Presos do lado de fora


Para um adulto num fim de dia de trabalho o filme Ninguém sabe deve ser uma estopada do caraças. Eu sei do que estou a falar. Eu saí do trabalho directamente para o filme e fui vítima dos murmúrios de Hipno ao fim de 15 minutos. E ainda bem: essa foi a minha redenção. A partir daí desvelou-se perante mim um filme magnífico.

Claro que para a maioria dos adultos, em fim de dia de trabalho, o filme prosseguiu sendo uma boa estopada. Conseguia ouvi-los remexendo-se nas cadeiras, imaginava-os olhando os relógios, de 20 em 20 minutos, desejando o fim do suplício. Teriam razão? Têm, com certeza.

Hirokazu Koreeda escolhe um ritmo lento, lentíssimo por vezes, para o seu filme. As excepções são ponderadas a rigor, aliás, conjuntamente com um uso sábio (e deslumbrante) da música. Ora este ritmo lento dificilmente se compadece com o ritmo frenético que a cidade nos instila, que carregamos com o nosso stress, ao fim de um dia, mesmo se, como eu, cansados. E, em face disto, ou a desistência ou a redenção. Felizmente para mim o acaso (o momentâneo Hipno, perdão) trouxe-me a redenção. E palavras: abandono, clausura, alheamento, estranhamento.

Este ritmo lento de que falei é o ritmo ideal para entrar num mundo de crianças. Mas de que crianças?

Crianças abandonadas. Esta primeira faceta, que já conhemos quando entramos na sala é a que apenas me importa no fim. Mas é também aquela que acompanha toda a experiência de Ninguém sabe.

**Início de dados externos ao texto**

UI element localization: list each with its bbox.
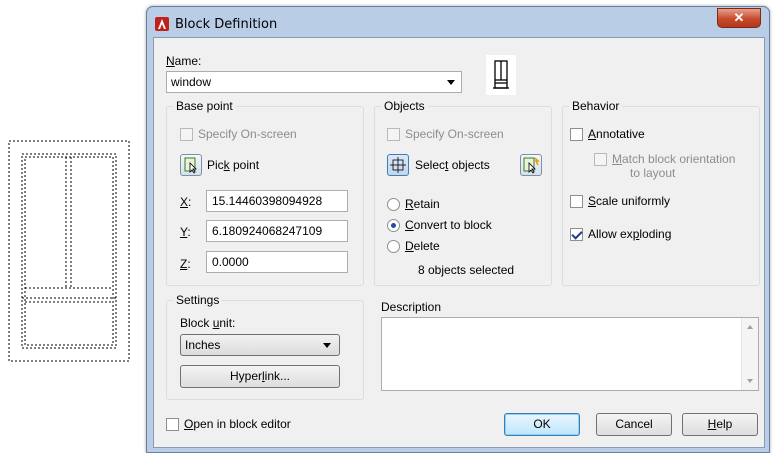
block-unit-label: Block unit:	[180, 316, 236, 330]
y-input[interactable]: 6.180924068247109	[206, 220, 348, 242]
z-input[interactable]: 0.0000	[206, 251, 348, 273]
x-input[interactable]: 15.14460398094928	[206, 190, 348, 212]
convert-to-block-radio[interactable]	[387, 219, 400, 232]
settings-title: Settings	[173, 293, 223, 307]
select-objects-label: Select objects	[415, 158, 490, 172]
delete-label: Delete	[405, 239, 440, 253]
annotative-checkbox[interactable]	[570, 128, 583, 141]
scale-uniformly-checkbox[interactable]	[570, 195, 583, 208]
description-title: Description	[381, 300, 442, 314]
name-combo-box[interactable]: window	[166, 71, 462, 93]
y-label: Y:	[180, 225, 191, 239]
scale-uniformly-label: Scale uniformly	[588, 194, 671, 208]
base-specify-onscreen-label: Specify On-screen	[198, 127, 297, 141]
quick-select-icon	[523, 157, 540, 174]
base-point-title: Base point	[173, 99, 236, 113]
chevron-down-icon	[447, 80, 455, 85]
ok-button[interactable]: OK	[504, 413, 580, 436]
z-label: Z:	[180, 257, 191, 271]
block-unit-value: Inches	[185, 338, 221, 352]
annotative-label: Annotative	[588, 127, 645, 141]
name-label: Name:	[166, 54, 202, 68]
dialog-title: Block Definition	[175, 17, 278, 32]
retain-label: Retain	[405, 197, 440, 211]
objects-selected-count: 8 objects selected	[418, 263, 515, 277]
convert-to-block-label: Convert to block	[405, 218, 492, 232]
quick-select-button[interactable]	[520, 154, 542, 176]
close-x-icon: ✕	[733, 10, 745, 25]
select-objects-button[interactable]	[387, 154, 409, 176]
open-in-block-editor-checkbox[interactable]	[166, 418, 179, 431]
cancel-button[interactable]: Cancel	[596, 413, 672, 436]
match-orientation-label: Match block orientation	[612, 152, 736, 166]
scroll-down-icon	[747, 379, 753, 383]
dialog-body: Name: window Base point Specify On-scree…	[153, 37, 765, 448]
allow-exploding-label: Allow exploding	[588, 227, 672, 241]
pick-point-icon	[184, 157, 197, 174]
block-definition-dialog: Block Definition ✕ Name: window Base poi…	[146, 6, 770, 453]
description-scrollbar[interactable]	[741, 318, 758, 390]
open-in-block-editor-label: Open in block editor	[184, 417, 291, 431]
objects-title: Objects	[381, 99, 428, 113]
name-value: window	[171, 75, 212, 89]
allow-exploding-checkbox[interactable]	[570, 228, 583, 241]
block-preview-icon	[486, 55, 516, 95]
hyperlink-button[interactable]: Hyperlink...	[180, 365, 340, 388]
behavior-title: Behavior	[569, 99, 623, 113]
block-unit-dropdown[interactable]: Inches	[180, 334, 340, 356]
description-textarea[interactable]	[381, 317, 759, 391]
x-label: X:	[180, 195, 192, 209]
pick-point-label: Pick point	[207, 158, 260, 172]
close-button[interactable]: ✕	[717, 8, 761, 28]
match-orientation-label-line2: to layout	[630, 166, 676, 180]
objects-specify-onscreen-checkbox[interactable]	[387, 128, 400, 141]
crosshair-icon	[390, 157, 406, 173]
base-specify-onscreen-checkbox[interactable]	[180, 128, 193, 141]
autocad-logo-icon	[155, 17, 169, 31]
scroll-up-icon	[747, 325, 753, 329]
delete-radio[interactable]	[387, 240, 400, 253]
match-orientation-checkbox[interactable]	[594, 153, 607, 166]
help-button[interactable]: Help	[682, 413, 758, 436]
pick-point-button[interactable]	[180, 154, 202, 176]
window-block-drawing	[8, 140, 130, 362]
chevron-down-icon	[323, 343, 331, 348]
title-bar[interactable]: Block Definition ✕	[147, 7, 769, 37]
retain-radio[interactable]	[387, 198, 400, 211]
objects-specify-onscreen-label: Specify On-screen	[405, 127, 504, 141]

Crianças enclausuradas. No Domingo vi o filme chinês O Mundo, também ele uma reflexão sobre a pior das clausuras, a social. Aquela em que podemos mas não podemos. O corpo pode e a cabeça também mas o resto não deixa, aprisiona. Não pude hoje deixar de pensar nas semelhanças entre um e outro filme, apesar de todas as diferenças. Há em Ninguém sabe, uma terrível clausura. Não só física, dos três irmãos mais novos que (quase) nunca podem sair do apartamento mas de todos eles face à impotência que acarreta a sua idade e condição. E que condição é essa? Uma de abandono, já se disse, mas igualmente de estranhamento e alheamento. Próprios da idade e aumentados pelo desprezo a que são votados.

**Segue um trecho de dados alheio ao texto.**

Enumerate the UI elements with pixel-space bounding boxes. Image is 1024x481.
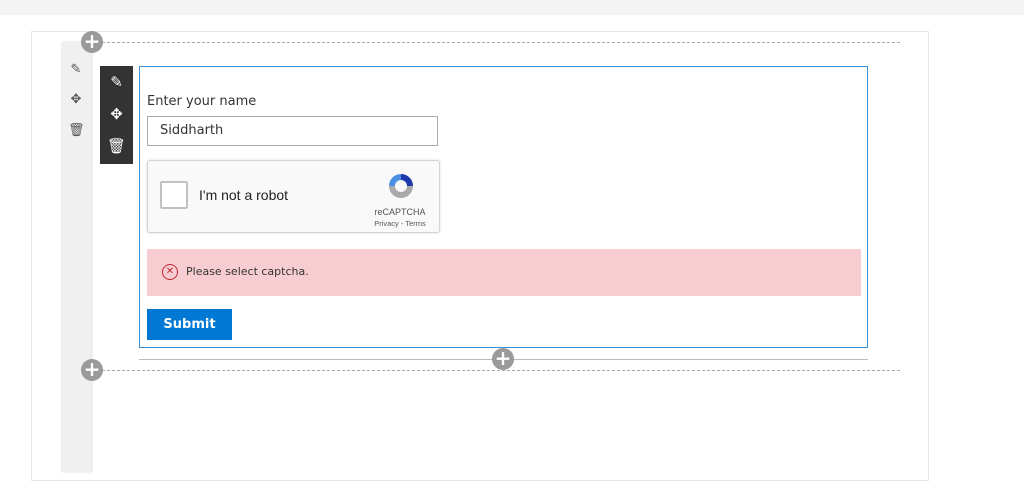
- section-divider: [92, 42, 900, 43]
- name-input[interactable]: Siddharth: [147, 116, 438, 146]
- delete-icon[interactable]: 🗑: [68, 123, 85, 139]
- top-bar: [0, 0, 1024, 15]
- move-icon[interactable]: ✥: [100, 98, 133, 130]
- section-divider: [92, 370, 900, 371]
- recaptcha-logo-icon: [389, 174, 413, 198]
- error-icon: ✕: [162, 264, 178, 280]
- name-label: Enter your name: [147, 94, 257, 109]
- add-section-button[interactable]: +: [81, 359, 103, 381]
- recaptcha-links[interactable]: Privacy - Terms: [364, 219, 436, 228]
- error-banner: ✕ Please select captcha.: [147, 249, 861, 296]
- form-webpart: Enter your name Siddharth I'm not a robo…: [139, 66, 868, 348]
- recaptcha-brand: reCAPTCHA: [374, 207, 426, 217]
- edit-section-icon[interactable]: ✎: [68, 62, 84, 78]
- captcha-label: I'm not a robot: [199, 187, 289, 203]
- trash-icon[interactable]: 🗑: [100, 130, 133, 162]
- pencil-icon[interactable]: ✎: [100, 66, 133, 98]
- move-icon[interactable]: ✥: [68, 92, 84, 108]
- submit-button[interactable]: Submit: [147, 309, 232, 340]
- captcha-checkbox[interactable]: [160, 181, 188, 209]
- recaptcha-widget: I'm not a robot reCAPTCHA Privacy - Term…: [147, 160, 440, 233]
- webpart-toolbar: ✎ ✥ 🗑: [100, 66, 133, 164]
- add-section-button[interactable]: +: [81, 31, 103, 53]
- add-webpart-button[interactable]: +: [492, 348, 514, 370]
- error-message: Please select captcha.: [186, 265, 309, 278]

Crianças estranhadas. Pelos outros, por si mesmas. Todo o filme é um autêntico poema ao estranhamento entre as crianças e o mundo. O modo incompleto como a infância deles se confronta com as coisas, sem que tenham ajuda para as aprender, perceber. E o tenham de fazer, por si, em erros e tentativas. O título que escolhi para este texto vem aliás de uma das mais belas cenas do filme em que Akira segura pelo lado fora as grades da escola, como se estivesse preso numa cela, mas pelo lado de fora. Akira não entra na escola, que nunca conheceu, excepto num fatídico momento que servirá também o desenlace do filme. Desenlace falso, acrescente-se.

Crianças alheadas. No que regressamos ao abandono, que tudo une e possui neste filme. As crianças de Ninguém sabe são crianças alheadas. Os dois miúdos escolares, fugazes e falsos amigos de Akira, menos, mas ainda assim, presentes na tendência para o roubo. Mas talvez a proximidade mais evidente seja a das quatro crianças abandonadas com a outra grande abandonada do filme, Saki, a colegial etérea e silente, que paira pela vida dos quatro irmãos.

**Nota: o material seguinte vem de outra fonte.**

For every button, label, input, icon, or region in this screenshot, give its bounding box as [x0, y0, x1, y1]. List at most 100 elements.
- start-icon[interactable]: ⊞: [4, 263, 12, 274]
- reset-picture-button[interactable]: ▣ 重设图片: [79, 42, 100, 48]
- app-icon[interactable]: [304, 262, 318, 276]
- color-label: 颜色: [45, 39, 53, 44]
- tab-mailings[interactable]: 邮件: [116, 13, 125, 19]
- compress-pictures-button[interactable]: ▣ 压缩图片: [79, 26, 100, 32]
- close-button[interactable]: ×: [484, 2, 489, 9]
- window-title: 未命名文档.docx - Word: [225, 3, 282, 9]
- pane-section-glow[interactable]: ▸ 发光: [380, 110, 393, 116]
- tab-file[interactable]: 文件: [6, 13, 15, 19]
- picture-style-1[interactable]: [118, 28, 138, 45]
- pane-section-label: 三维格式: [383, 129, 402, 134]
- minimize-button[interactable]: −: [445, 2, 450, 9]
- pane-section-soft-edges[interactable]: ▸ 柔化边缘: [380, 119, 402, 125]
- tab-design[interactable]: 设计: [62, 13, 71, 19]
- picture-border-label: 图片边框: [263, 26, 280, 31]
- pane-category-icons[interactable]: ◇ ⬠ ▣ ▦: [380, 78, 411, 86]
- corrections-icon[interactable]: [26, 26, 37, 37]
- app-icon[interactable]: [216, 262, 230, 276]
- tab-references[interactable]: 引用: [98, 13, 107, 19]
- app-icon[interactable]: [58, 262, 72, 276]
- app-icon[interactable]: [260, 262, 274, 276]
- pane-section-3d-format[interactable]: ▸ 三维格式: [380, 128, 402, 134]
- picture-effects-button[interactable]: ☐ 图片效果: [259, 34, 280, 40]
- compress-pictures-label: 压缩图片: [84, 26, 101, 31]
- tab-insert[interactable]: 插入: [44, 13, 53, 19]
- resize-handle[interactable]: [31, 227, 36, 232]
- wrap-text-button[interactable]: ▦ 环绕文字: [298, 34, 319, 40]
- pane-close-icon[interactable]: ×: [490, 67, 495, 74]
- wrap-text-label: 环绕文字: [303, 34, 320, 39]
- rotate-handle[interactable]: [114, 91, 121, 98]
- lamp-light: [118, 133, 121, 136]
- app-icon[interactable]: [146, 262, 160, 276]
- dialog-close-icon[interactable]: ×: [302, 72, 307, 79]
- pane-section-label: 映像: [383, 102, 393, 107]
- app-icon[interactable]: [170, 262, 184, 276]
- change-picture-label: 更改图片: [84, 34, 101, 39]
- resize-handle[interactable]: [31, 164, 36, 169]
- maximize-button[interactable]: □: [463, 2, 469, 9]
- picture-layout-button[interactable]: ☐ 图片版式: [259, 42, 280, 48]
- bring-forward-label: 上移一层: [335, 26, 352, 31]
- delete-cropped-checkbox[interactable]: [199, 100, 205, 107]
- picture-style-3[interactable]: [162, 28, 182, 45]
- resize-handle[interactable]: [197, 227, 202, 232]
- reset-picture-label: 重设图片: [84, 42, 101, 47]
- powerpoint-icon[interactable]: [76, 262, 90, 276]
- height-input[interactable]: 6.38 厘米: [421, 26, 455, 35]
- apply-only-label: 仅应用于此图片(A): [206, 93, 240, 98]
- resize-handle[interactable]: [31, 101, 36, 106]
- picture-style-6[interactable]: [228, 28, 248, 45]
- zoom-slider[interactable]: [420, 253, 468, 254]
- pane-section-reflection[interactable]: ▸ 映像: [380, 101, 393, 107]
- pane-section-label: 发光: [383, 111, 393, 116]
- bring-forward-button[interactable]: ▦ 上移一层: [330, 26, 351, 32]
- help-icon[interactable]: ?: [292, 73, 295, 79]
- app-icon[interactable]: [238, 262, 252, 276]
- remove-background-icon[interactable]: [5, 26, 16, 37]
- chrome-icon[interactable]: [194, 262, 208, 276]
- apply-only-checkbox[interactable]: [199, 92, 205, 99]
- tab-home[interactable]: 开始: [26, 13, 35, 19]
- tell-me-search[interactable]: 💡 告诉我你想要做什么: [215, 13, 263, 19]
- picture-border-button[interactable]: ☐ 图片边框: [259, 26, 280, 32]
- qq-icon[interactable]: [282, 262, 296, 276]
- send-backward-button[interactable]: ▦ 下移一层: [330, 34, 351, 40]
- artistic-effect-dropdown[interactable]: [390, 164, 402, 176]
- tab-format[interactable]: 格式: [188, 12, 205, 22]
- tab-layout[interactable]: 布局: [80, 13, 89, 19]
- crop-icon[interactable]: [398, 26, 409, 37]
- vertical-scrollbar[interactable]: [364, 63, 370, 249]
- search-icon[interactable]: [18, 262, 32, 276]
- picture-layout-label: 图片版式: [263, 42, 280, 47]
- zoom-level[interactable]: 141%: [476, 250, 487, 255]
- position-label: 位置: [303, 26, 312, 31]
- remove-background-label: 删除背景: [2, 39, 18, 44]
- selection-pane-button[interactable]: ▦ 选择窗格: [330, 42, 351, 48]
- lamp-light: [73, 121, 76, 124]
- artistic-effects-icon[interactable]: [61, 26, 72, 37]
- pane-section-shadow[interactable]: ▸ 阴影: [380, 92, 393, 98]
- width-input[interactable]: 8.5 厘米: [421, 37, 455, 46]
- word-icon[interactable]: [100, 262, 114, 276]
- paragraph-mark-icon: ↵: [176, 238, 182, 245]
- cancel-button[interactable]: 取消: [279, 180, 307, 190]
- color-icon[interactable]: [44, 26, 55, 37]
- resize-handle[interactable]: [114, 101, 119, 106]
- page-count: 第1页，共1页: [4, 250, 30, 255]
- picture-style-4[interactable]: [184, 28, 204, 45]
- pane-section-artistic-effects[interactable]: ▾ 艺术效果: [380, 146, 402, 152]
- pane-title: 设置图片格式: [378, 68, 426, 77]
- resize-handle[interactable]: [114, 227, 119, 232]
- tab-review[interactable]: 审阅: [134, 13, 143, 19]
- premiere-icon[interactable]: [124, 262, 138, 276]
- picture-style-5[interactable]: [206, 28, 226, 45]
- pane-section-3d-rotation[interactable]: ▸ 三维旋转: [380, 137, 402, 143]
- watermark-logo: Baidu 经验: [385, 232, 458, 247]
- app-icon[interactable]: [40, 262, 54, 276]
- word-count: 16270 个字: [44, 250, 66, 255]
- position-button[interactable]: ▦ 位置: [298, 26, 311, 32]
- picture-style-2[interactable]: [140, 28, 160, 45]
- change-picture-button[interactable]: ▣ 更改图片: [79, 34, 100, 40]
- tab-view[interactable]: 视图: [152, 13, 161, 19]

Este é um filme de marginalidades e de crianças, em que as crianças ocupam todo o espaço e o seu mundo, ainda incompleto, por completar-se, demonstra, até à tragédia, como é diverso e, só por mero acaso, por aparência, se confunde com o dos adultos. Os adultos, estão, aliás, tratados como tipos alegóricos. Desde a mãe, passando pelo dois possíveis pais de Yuki, até uns fugazes empregados. São as crianças que importam, não importando. Elas estão abandonadas, confinadas, estranhas, alheadas mas perduram pelo mundo dos adultos como se nada fosse, presos do lado de fora, marginalizados geografica e socialmente, como se habitassem um espaço paralelo mas invisível.

E, mesmo quando se torna evidente, pela morte, que as construções, de tudo, do Bem e do Mal, incompletas, não coincidem com as dos adultos, a realidade se encarrega de demonstrar que isso importa pouco, pois há no mundo das crianças, produto daquilo que os adultos permitem que seja, uma lógica própria, uma coerência íntima. Como em qualquer mundo. Que merece e precisa (desesperadamente, dir-se-ia) de ser (re)conhecido.